RAS spokesman Benny Gilsenan said cigarette smuggling is nearly as big an issue in Cork Airport as it is in Dublin Airport.

“Cork is a major hub,” said Mr Gilsenan. “We have people on the ground who keep us fully informed about what’s happening there. The market [in Cork] is very lucrative.”

RAS aims to use the busy summer period to show that bringing home cigarettes and tobacco from other countries and selling them in Ireland seriously undermines smaller retailers all across the country.

Last year, the Revenue’s Illegal Tobacco Products Research Surveys showed there were 412m contraband cigarettes in the Irish market and an estimated 9% of roll-your-own tobacco here was also contraband.

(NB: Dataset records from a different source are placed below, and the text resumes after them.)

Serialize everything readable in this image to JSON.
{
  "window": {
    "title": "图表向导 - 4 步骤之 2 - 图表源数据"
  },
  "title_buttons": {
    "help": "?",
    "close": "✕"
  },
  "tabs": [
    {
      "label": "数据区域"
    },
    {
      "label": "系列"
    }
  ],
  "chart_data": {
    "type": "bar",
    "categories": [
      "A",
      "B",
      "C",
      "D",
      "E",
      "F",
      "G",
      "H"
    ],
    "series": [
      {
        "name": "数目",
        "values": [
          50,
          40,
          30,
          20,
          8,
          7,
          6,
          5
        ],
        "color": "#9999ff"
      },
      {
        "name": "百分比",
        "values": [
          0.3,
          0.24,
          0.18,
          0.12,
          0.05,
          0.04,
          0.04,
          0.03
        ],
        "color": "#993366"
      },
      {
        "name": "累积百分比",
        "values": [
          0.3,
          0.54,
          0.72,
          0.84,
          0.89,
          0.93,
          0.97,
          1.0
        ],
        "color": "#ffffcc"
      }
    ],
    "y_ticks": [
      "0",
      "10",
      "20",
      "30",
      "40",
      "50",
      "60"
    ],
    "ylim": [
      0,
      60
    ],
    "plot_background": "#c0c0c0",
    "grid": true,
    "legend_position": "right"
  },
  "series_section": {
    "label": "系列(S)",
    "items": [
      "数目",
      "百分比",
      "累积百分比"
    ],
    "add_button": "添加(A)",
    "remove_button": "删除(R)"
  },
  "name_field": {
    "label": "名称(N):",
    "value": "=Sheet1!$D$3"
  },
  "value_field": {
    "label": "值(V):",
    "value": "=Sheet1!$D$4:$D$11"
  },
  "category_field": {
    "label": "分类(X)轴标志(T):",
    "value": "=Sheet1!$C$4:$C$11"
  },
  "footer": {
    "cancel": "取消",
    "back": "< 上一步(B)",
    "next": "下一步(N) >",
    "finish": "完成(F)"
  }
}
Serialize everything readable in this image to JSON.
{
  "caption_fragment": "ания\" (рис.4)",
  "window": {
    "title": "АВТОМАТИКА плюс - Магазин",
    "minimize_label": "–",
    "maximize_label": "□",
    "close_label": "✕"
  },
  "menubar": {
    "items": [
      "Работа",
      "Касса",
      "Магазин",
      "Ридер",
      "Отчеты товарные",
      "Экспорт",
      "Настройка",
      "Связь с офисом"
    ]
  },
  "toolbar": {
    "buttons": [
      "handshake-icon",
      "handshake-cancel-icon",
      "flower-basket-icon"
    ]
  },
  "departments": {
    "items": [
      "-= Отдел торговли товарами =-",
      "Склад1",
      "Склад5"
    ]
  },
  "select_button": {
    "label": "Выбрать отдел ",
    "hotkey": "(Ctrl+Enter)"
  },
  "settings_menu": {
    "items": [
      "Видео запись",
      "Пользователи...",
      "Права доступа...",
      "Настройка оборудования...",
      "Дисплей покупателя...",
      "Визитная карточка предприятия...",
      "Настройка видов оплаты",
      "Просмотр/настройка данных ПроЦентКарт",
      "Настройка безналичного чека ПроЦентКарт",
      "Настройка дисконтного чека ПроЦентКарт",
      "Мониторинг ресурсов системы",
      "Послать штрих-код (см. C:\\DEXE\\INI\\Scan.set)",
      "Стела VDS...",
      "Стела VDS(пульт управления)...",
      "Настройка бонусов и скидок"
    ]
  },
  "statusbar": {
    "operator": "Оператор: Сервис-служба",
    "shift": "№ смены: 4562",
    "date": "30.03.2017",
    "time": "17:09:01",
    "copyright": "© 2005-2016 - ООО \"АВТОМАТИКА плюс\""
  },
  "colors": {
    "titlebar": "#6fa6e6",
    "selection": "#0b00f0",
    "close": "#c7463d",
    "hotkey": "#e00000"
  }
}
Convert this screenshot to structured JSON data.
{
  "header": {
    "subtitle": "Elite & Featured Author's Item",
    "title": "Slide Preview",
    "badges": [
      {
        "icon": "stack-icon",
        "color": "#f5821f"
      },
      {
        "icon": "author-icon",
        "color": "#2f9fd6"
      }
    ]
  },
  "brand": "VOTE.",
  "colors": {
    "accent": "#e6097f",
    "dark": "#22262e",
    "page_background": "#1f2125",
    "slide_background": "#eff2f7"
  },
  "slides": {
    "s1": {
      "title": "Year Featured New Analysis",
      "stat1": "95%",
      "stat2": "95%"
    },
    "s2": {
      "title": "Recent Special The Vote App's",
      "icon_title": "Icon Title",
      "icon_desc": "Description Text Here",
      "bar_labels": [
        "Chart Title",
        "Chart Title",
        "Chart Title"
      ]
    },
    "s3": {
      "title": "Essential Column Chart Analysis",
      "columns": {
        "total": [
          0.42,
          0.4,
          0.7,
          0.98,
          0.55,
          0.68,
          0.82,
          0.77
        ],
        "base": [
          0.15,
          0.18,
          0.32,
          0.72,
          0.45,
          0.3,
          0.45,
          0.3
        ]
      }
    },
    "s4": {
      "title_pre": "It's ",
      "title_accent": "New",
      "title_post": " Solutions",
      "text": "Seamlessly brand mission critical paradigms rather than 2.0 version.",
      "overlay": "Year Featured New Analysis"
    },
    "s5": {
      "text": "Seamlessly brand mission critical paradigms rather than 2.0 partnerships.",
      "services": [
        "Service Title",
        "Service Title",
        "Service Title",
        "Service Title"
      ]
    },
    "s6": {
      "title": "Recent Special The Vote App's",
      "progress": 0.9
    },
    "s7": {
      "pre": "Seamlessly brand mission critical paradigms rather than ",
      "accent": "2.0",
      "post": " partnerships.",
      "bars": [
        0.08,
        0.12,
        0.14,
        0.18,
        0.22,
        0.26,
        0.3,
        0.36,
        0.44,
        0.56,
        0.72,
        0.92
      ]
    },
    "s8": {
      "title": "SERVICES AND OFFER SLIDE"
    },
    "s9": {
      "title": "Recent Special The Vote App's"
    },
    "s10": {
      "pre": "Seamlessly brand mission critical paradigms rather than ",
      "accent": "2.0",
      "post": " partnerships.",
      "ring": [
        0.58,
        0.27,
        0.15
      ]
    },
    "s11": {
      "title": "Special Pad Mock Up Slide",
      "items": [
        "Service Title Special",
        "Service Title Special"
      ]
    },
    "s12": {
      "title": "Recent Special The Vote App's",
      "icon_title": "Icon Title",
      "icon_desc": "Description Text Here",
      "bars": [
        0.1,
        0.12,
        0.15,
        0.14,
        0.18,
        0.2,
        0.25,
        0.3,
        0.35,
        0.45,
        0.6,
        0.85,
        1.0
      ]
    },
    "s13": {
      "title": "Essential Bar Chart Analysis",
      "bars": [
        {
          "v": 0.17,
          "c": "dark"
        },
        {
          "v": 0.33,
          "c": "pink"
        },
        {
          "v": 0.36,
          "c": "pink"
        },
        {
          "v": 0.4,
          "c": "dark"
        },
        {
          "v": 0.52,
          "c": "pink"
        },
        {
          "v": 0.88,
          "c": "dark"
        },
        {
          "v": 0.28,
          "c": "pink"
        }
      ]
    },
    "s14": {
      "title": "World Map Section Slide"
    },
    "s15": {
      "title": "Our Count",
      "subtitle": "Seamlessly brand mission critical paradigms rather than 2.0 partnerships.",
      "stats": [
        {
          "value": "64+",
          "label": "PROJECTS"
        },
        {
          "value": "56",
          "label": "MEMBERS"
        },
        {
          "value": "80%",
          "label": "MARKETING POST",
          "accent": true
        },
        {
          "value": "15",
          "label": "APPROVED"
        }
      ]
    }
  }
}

Mr Gilsenan, who runs a newsagents close to Croke Park in Dublin, said this means that legitimate retailers who have paid taxes and duties to sell such items have lost a significant portion of their trade to the black market. He said this had resulted in significant drop-off in revenues.

“Five years ago cigarettes sales represented 44% of my turnover,” he said. “That has now dropped to 33% because of smuggling and a lot of small shops are in a similar boat.”

He said the retail price of a 30g packet of Samson roll-your-own tobacco is €15. But smugglers are bringing in 50g packets of Samson from abroad and selling them for €10 each.

The retail cost of an average price of a packet of cigarettes here is €11.30.

This is the second highest price in the whole of Europe, just slightly behind Norway.

Cigarettes prices in some other European countries, such as Spain, Italy, and Malta, are far cheaper, while in many Eastern Europe states they are considerably cheaper again.

Excise duty and Vat accounts for 78.7% on every packet of cigarettes sold here.

The illicit trade in tobacco, alcohol, and solid fuel, which is estimated to have cost the Irish exchequer €2.4bn since 2010.

A person found with more than €10,000 in drugs could face up to 14 years in jail.

If they had €10,000 of illegal cigarettes or even more, they would probably get just a fine.

“A jail sentence is extremely rare for cigarette smuggling,” Mr Gilsenan said.

“Hard-working retailers are deprived of legitimate tobacco sales and footfall that can have a major effect on profits and jobs, in a market where 10% of the packs held by smokers are currently classified as illegal.

“Our campaign is designed to deter people who may be tempted to resell tobacco in Ireland without recognising the damage that this causes to shops nationwide.”

The new campaign posters will be launched in Cork on July 3 by Fine Gale senator Jerry Buttimer.